The API for deleting a “Like” is the same for deleting a Tweet/Retweet/Reply. You provide it with the ID of the original Tweet that you liked and/or want to unlike. Here is the Likes delete endpoint documentation showing all the options. It all boils down to a simple call to a URL like this:

POST https://api.twitter.com/1.1/favorites/destroy.json?id=1050118621198921728

Which in this case would delete a Like that the logged in user has for this tweet if it exists. That’s pretty straight forward. What happens if you try to delete a Like on a Tweet that you haven’t liked? You get a 404 error. That kind of makes sense. What happens if you try to delete a like on a Tweet that you can no longer see because the user made it private, stopped following you, etc.? It still shows up in the list of likes but since you aren’t allowed to see with/interact with that Tweet the response from the API is also a 404 error. Therefore that Like can never be deleted from your account through the API. Did the new API fix this? I’m not sure. Since the state in the UI seems to also be messed up in terms of being able to get to it I’m thinking the answer will be “no”.

Problem Identification and Solution

There are two main problems that I’m encountering. First, the states across the three presentations of the Twitter account is not consistent. The closest to ground truth that exists is the exported archive itself. The Twitter API is the worst of these.

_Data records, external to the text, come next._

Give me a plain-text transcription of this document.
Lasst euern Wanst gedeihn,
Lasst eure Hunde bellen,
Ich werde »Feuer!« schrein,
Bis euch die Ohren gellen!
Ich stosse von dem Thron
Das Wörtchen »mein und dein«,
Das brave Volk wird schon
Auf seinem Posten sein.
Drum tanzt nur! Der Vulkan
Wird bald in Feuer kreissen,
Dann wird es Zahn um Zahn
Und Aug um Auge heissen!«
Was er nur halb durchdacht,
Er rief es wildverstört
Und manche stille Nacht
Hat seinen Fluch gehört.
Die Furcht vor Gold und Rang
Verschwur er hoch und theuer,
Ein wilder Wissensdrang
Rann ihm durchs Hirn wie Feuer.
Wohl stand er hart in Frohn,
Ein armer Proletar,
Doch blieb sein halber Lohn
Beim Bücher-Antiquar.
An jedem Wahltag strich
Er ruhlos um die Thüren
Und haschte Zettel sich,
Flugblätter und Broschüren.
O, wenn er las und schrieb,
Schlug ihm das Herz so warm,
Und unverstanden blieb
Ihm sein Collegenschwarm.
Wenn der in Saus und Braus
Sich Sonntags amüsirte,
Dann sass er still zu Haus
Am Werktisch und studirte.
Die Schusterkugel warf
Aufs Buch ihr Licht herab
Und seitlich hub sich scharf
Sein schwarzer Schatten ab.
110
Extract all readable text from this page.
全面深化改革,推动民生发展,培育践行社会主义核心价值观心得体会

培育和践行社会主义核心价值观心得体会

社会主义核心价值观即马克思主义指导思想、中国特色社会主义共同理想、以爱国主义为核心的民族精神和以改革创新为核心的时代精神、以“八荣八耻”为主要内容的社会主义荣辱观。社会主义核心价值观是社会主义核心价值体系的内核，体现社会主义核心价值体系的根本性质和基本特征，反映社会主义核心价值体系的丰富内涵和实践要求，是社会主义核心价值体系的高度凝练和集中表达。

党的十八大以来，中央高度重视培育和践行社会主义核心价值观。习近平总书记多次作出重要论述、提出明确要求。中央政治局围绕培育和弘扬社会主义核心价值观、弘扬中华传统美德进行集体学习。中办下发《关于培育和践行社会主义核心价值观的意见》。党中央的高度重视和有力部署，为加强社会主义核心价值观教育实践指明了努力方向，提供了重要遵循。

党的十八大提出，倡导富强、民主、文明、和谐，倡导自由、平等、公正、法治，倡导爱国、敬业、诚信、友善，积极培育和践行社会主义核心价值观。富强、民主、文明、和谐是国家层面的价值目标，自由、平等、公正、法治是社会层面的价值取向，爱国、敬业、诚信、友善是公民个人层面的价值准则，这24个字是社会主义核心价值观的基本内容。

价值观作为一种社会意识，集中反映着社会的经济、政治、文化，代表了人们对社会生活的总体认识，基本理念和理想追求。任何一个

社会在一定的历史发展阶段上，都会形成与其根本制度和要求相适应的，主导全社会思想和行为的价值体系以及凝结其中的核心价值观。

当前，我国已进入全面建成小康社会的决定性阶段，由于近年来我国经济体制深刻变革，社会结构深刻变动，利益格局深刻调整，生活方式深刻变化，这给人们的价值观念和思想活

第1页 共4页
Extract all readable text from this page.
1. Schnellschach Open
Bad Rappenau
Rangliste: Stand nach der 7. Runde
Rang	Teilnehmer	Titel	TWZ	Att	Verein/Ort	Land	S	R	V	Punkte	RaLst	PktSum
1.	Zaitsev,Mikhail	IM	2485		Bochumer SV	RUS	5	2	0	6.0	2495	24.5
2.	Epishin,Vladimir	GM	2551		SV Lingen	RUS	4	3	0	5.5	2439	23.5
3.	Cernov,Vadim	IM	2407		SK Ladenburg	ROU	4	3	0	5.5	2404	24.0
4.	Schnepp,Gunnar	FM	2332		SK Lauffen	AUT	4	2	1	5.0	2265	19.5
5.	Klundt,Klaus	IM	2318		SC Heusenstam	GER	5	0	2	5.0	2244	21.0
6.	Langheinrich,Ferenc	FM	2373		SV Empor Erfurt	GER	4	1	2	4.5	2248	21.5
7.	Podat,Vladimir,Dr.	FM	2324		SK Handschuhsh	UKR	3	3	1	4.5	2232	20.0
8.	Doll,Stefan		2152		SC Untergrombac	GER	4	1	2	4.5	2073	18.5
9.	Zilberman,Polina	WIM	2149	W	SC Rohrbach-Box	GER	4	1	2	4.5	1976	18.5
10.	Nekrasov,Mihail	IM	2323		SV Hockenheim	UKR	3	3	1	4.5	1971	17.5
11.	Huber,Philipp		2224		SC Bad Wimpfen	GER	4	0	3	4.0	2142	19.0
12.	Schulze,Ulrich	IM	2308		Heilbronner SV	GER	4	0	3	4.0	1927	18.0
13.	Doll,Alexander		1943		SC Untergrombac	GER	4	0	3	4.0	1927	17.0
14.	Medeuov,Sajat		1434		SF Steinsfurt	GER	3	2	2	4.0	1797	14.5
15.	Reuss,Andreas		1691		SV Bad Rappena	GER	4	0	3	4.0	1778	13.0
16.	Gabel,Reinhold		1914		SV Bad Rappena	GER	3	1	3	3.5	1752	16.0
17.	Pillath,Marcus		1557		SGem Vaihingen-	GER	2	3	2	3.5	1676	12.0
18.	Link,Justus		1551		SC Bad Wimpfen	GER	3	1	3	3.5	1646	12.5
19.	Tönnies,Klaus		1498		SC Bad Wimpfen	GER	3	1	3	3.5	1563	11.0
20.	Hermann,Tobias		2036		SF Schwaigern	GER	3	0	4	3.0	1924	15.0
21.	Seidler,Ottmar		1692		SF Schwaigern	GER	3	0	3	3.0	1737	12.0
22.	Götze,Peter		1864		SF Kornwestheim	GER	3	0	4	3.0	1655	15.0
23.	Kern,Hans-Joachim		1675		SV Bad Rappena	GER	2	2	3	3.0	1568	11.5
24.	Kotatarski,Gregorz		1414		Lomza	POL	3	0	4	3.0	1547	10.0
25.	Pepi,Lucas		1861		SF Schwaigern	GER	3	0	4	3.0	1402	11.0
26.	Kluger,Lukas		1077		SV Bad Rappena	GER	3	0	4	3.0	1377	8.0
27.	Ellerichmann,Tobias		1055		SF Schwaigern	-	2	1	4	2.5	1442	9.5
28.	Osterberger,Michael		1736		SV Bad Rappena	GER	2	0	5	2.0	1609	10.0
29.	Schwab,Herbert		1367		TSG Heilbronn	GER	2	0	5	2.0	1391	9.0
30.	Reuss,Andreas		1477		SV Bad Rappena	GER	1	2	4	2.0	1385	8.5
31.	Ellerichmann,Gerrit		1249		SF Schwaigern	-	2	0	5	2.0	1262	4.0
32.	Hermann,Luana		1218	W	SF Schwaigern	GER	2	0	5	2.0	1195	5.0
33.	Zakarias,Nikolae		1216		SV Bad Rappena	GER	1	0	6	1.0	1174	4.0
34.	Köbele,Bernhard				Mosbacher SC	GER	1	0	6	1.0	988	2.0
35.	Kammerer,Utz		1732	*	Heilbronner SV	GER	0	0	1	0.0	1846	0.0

I thought that perhaps the problem was that the gap between “now” and the first Tweet was too great and therefore needed a better “initial guess”. I tested it where I explicitly listed the “maxId” to be one greater than the most recent tweet still in the archive. It still didn’t return a value. The problem is therefore that the listing APIs can’t be relied on to be returning good data. Fortunately the delete operations when given the correct ID does work.

What is the solution then? First, I need to stop using the listing APIs to get tweets back to delete. Instead I need to point the tool to the user’s unzipped archive folder and crack open the respective JSON files to get the list of Tweets and Likes. Then I can pick up where I left off. However this type of flow requires some tracking on my side. In the original flow it asked the Twitter API for the most recent items and then went about deleting them. In the new flow if it doesn’t keep track of previously attempted deletions then it would have to start from the beginning again. If there were bulk deletes and the whole operation would takes minutes or maybe even hours it would be no big deal to do the extra work. However starting over on a 24 day operation is insane. Some semblence of tracking of previous attempts needs to be added as well.

Therefore my simple one file Twitter Shredder is now going to have to get a bit more complicated to handle reading from an archive instead of an API and keeping a history of deletion attempts.